I used to work
for Kris Hanna, the South Australian State MP who enjoyed his fifteen
minutes of fame when he quit the Labor Party and joined the Greens less
than a year after the 2002 election.

In 2001, Kris got into a
niggly argument with a Liberal State MP in a neighbouring electorate,
Wayne Matthew, who was then Minister for Minerals and Energy in the
Olsen Government.

The details are pretty mundane. Wayne wrote a
couple of letters to the local rag accusing Kris of improperly stepping
off a local high school council. In the first letter he named the wrong
school, and in the second letter (which was only written after Kris’s
lawyer sent Wayne a warning about the first letter), Wayne got the
school right but repeated his allegations, despite having been warned
that they were totally wrong.

Kris sued in December 2001, only weeks before the start of the election campaign.

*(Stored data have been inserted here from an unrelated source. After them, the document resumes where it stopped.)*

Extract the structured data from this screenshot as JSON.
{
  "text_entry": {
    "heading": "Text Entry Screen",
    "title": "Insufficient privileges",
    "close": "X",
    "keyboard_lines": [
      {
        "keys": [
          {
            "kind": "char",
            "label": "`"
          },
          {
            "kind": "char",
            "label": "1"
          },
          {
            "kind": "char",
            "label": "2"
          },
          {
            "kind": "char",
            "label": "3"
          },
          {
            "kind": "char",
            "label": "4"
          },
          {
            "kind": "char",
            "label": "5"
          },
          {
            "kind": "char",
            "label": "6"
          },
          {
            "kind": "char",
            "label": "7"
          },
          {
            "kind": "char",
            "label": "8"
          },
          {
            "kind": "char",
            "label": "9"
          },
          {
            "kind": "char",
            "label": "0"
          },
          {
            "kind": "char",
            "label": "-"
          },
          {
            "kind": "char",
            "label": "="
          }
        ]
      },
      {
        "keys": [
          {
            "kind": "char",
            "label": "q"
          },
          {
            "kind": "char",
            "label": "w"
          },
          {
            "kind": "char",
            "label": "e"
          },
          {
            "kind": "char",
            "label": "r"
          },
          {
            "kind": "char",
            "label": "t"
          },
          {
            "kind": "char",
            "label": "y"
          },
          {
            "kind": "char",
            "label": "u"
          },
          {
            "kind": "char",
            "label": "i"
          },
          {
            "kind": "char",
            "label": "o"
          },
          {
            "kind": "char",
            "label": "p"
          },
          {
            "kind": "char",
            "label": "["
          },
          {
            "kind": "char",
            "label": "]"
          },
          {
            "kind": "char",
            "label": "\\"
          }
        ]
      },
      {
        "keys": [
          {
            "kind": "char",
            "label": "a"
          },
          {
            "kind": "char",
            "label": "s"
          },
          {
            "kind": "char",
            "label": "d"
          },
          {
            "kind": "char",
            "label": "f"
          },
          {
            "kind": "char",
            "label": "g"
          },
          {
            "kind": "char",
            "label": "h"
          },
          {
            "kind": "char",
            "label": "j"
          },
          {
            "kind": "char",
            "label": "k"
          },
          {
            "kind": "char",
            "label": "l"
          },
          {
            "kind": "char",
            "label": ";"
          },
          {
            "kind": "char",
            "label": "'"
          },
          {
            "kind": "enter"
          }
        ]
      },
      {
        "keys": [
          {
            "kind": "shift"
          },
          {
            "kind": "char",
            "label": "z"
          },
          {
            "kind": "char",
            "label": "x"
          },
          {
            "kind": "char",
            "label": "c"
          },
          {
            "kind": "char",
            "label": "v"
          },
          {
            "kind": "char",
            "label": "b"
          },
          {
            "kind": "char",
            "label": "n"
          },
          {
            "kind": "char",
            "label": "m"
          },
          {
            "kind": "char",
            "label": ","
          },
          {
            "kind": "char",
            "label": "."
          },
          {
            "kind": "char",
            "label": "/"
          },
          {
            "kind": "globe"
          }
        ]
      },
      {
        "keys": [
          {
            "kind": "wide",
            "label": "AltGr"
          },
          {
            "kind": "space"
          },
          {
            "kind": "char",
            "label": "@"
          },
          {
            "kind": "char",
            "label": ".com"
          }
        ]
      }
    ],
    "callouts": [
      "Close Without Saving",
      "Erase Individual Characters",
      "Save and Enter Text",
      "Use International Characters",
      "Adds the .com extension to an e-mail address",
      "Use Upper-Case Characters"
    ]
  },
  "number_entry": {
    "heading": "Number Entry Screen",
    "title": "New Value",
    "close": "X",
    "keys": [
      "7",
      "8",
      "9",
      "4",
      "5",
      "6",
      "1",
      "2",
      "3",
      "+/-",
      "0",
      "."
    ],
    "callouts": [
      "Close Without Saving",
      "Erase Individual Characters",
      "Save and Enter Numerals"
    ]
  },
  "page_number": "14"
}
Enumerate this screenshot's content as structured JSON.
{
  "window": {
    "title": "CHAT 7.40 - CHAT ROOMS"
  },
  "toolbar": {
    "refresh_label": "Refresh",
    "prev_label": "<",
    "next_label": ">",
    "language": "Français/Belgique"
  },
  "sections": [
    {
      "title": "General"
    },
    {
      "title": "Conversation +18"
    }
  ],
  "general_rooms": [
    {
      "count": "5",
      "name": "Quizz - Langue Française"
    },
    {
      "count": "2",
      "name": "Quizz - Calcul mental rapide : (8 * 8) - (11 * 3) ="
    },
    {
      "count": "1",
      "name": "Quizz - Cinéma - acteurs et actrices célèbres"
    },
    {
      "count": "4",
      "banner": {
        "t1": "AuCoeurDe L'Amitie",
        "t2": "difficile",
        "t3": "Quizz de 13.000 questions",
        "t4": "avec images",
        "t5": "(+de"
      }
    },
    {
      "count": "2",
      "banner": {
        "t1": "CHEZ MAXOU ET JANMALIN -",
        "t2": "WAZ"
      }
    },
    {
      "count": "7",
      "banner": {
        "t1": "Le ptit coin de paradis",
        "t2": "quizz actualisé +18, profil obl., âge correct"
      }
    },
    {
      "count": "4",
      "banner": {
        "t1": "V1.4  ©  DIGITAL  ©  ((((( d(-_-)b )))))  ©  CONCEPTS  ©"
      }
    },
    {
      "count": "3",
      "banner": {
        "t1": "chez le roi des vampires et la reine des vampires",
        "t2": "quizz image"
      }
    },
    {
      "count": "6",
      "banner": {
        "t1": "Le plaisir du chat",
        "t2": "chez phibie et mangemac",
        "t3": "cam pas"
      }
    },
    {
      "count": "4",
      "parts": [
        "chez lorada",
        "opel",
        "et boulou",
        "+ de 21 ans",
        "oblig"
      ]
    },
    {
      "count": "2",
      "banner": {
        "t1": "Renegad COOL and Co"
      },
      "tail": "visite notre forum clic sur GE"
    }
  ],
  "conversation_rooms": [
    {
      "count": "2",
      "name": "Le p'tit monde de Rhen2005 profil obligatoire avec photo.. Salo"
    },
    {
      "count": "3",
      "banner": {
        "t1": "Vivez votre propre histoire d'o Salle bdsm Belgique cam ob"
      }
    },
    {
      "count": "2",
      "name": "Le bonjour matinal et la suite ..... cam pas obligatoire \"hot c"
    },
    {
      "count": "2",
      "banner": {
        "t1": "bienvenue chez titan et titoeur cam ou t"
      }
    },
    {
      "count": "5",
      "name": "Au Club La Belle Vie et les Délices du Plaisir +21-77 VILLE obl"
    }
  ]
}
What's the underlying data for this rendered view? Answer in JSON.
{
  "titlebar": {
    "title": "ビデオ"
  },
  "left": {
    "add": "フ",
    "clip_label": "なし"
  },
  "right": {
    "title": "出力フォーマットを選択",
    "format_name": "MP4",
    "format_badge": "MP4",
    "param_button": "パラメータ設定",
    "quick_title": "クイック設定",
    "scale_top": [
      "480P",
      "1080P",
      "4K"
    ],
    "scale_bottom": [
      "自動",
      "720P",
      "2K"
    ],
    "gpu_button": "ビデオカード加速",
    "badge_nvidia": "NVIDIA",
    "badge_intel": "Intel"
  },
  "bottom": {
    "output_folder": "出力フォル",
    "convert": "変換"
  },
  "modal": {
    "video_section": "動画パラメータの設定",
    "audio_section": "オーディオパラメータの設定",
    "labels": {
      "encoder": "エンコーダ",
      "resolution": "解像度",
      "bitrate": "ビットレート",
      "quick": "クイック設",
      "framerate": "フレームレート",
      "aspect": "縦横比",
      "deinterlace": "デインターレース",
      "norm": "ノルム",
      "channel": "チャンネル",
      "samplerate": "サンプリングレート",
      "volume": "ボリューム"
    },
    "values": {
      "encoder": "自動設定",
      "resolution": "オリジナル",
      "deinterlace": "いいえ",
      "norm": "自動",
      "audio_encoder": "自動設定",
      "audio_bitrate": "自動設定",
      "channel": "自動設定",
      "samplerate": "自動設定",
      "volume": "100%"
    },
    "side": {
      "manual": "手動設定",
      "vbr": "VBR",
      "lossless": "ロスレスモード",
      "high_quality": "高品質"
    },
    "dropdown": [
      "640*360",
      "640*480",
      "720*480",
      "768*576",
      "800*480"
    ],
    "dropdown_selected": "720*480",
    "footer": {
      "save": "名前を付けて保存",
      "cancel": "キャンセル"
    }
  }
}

The judgment,
which explains the circumstances of the case quite well, was not made
until a couple of months after the election, by which time there had
been a change in Government. Kris was awarded $65,000, tax free of
course.

The interesting detail about this, which has been
mentioned in the South Australian Hansard but never broadly reported,
is that the Olsen Government agreed to fund Wayne’s defence, despite
him having written the defamatory letters as a local MP, not a
Minister. His letters had nothing to do with his portfolio. Further,
the Government agreed to indemnify Wayne, despite apparently receiving
Crown Law advice that only Ministers acting in their capacity as such
should receive such indemnity.

In fairness to Kris, he attempted
to expose this during the trial, but his lawyer’s attempts to pursue
these details were ruled out by the judge.

So South Australian
taxpayers coughed up $65,000 to Kris, and presumably a lot more to the
lawyers on both sides. Once the judgement had been made, Wayne
apparently asked the new Labor Attorney General to fund an appeal –
this was not surprisingly refused.

I notice he’s announced he won’t be contesting his seat again.